Na verdade, é necessária uma longa série de passos bioquímicos por forma a produzir todas as outras estruturas para lá do ovário e dos testículos. Cada um desses passos envolve a síntese de um ingrediente molecular, designado enzima, e que é especificado por um determinado gene. Qualquer enzima pode ser defeituoso ou estar ausente se o seu gene subjacente for alterado por uma mutação. Assim, um defeito num enzima pode resultar numa pseudo-hermafrodita masculina, definida como alguém que possui algumas estruturas femininas e também testículos. Num pseudo-hermafrodita com defeito num gene, há um desenvolvimento normal das estruturas masculinas dependentes dos enzimas que actuam nas fases do percurso metabólico anterior ao enzima defeituoso. No entanto, as estruturas masculinas dependentes do próprio enzima defeituoso ou de fases bioquímicas posteriores não se conseguem desenvolver e ou são substituídas ou são substituídas pelo seu equivalente feminino. Por exemplo, há um tipo de pseudo-hermafrodita que tem a aparência de uma mulher normal. Na verdade, «ela» aproxima-se mais do ideal masculino de beleza feminina do que a mulher média, pois os seios «dela» são grandes e as pernas longas e bem torneadas. Daí que se tenham revelado vários casos de modelos belíssimas que só se aperceberam que eram homens com um gene mutante quando, já adultos, fizeram testes genéticos.

Uma vez que este tipo de pseudo-hermafrodita parece uma bebé normal quando nasce e tem externamente um desenvolvimento e puberdade normais, é provável que o problema não possa ser reconhecido no dia em que a «rapariga» adolescente vai ao médico porque ainda não começou a ser menstruada. Nessa altura, o médico descobre a razão simples da deficiência: o paciente não tem útero, trompas de Falópio, nem a parte superior da vagina. Em vez disso, a vagina termina subitamente com apenas cinco centímetros. Um exame mais pormenorizado revela testículos que segregam testosterona normal, que são programados por um cromossoma Y normal e que são anormais unicamente no facto de se encontrarem escondidos no interior das virilhas ou dos lábios. Por outras palavras, a bela modelo é um homem normal em tudo excepto no facto de possuir um bloqueador bioquímico geneticamente determinado à sua capacidade de responder à testosterona.

Sabe-se que este bloqueador se situa no receptor celular que normalmente ligaria a testosterona e a di-hidrotestosterona, possibilitando assim a estes androgénios desencadearem as etapas subsequentes do desenvolvimento do homem normal.

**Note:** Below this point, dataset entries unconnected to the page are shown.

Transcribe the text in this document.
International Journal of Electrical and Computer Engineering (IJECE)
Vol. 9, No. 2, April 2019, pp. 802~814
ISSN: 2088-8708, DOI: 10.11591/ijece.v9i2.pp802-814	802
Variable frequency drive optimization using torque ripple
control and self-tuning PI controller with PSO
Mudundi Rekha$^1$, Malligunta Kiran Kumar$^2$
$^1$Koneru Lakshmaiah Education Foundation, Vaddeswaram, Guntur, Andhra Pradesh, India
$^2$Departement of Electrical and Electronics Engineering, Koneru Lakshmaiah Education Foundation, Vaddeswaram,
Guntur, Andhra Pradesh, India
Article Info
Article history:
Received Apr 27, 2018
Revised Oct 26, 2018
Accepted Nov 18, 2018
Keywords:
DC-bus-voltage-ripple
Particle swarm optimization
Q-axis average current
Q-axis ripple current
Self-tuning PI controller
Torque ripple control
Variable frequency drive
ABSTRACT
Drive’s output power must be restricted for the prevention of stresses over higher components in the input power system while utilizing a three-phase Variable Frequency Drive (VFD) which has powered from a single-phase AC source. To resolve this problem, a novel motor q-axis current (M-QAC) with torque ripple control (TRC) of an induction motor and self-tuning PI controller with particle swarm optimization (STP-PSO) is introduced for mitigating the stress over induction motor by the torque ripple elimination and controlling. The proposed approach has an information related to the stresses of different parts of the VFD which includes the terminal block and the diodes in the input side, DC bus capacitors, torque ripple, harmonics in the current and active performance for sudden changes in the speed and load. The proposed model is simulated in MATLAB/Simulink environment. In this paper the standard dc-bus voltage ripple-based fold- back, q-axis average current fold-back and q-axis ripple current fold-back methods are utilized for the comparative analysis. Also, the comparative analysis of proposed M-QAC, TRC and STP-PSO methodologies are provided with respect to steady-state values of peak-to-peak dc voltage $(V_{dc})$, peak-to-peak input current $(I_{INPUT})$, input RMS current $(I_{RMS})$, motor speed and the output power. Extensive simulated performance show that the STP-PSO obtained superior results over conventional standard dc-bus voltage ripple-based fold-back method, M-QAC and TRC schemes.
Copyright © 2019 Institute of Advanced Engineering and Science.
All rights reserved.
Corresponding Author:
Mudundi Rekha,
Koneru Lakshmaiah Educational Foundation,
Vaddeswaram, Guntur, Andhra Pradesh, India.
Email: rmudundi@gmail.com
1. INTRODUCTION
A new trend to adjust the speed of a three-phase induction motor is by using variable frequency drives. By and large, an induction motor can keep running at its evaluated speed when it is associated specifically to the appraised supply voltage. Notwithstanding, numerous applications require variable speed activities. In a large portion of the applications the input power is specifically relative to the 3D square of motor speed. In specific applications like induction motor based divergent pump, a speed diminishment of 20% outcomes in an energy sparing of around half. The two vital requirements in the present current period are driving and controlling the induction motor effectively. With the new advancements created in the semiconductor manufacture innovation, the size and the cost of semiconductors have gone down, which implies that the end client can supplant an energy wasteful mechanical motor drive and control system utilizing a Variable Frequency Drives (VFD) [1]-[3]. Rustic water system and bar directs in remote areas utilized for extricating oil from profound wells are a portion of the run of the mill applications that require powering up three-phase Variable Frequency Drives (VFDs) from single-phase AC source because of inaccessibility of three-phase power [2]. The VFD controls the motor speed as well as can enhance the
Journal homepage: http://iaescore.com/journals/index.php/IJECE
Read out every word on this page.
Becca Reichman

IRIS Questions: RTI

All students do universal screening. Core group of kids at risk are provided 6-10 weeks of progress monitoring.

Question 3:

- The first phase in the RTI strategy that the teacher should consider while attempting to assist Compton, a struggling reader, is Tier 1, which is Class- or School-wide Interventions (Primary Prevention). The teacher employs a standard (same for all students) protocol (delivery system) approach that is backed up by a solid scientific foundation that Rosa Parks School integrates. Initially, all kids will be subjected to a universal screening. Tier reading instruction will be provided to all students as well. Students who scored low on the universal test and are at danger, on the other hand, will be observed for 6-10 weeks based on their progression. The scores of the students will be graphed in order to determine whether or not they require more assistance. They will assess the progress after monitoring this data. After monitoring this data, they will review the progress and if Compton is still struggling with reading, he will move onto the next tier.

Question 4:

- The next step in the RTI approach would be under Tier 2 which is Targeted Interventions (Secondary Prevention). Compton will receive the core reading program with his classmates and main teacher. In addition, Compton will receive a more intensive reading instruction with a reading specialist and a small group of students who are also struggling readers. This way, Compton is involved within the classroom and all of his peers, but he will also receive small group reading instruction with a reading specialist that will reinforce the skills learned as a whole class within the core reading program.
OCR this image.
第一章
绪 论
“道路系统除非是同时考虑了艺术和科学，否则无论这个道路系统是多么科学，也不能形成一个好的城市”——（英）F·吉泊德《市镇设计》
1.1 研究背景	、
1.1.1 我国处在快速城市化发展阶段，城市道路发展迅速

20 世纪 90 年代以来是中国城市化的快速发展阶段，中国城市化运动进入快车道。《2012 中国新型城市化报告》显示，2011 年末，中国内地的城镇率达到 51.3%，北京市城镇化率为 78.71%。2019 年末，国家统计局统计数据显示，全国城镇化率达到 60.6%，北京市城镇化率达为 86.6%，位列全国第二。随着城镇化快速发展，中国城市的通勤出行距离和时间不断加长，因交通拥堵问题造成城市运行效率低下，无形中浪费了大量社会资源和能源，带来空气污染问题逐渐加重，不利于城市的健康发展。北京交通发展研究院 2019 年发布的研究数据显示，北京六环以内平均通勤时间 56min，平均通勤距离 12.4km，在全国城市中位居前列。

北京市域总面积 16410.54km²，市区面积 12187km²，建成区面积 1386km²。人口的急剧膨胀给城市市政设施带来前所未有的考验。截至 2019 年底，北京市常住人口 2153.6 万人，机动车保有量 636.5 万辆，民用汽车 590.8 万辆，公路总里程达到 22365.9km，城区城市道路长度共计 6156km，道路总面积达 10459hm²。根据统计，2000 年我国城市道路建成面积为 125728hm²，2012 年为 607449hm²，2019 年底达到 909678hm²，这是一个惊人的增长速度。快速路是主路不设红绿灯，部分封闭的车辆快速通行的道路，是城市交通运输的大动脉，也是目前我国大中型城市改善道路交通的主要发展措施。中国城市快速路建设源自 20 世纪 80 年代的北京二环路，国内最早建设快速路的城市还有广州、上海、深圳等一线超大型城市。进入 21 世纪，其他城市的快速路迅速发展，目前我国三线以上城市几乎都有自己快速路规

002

Uma vez que o cromossoma Y é normal, os testículos desenvolvem-se normalmente e produzem a hormona inibidora de Muller normal, a qual actua em qualquer homem no sentido de impedir o desenvolvimento do útero e das trompas de Falópio. No entanto, 0 desenvolvimento da habitual parafernália masculina de resposta a testosterona é interrompido. Daí que o desenvolvimento dos restantes órgãos sexuais embrionários bipotenciais siga a partida o canal feminino: genitais externos femininos e não masculinos, e atrofia dos vasos de Wolf e por consequência dos genitais internos masculinos potenciais. Na verdade, uma vez que os testículos e as glândulas supra-renais segregam pequenas quantidades de androgénio que seriam normalmente anuladas pelos receptores de estrogénio, a falta completa destes receptores em forma funcional (eles estão presentes em pequeno número nas mulheres normais) faz que o homem pseudo-hermafrodita possua uma aparência exterior super-feminina.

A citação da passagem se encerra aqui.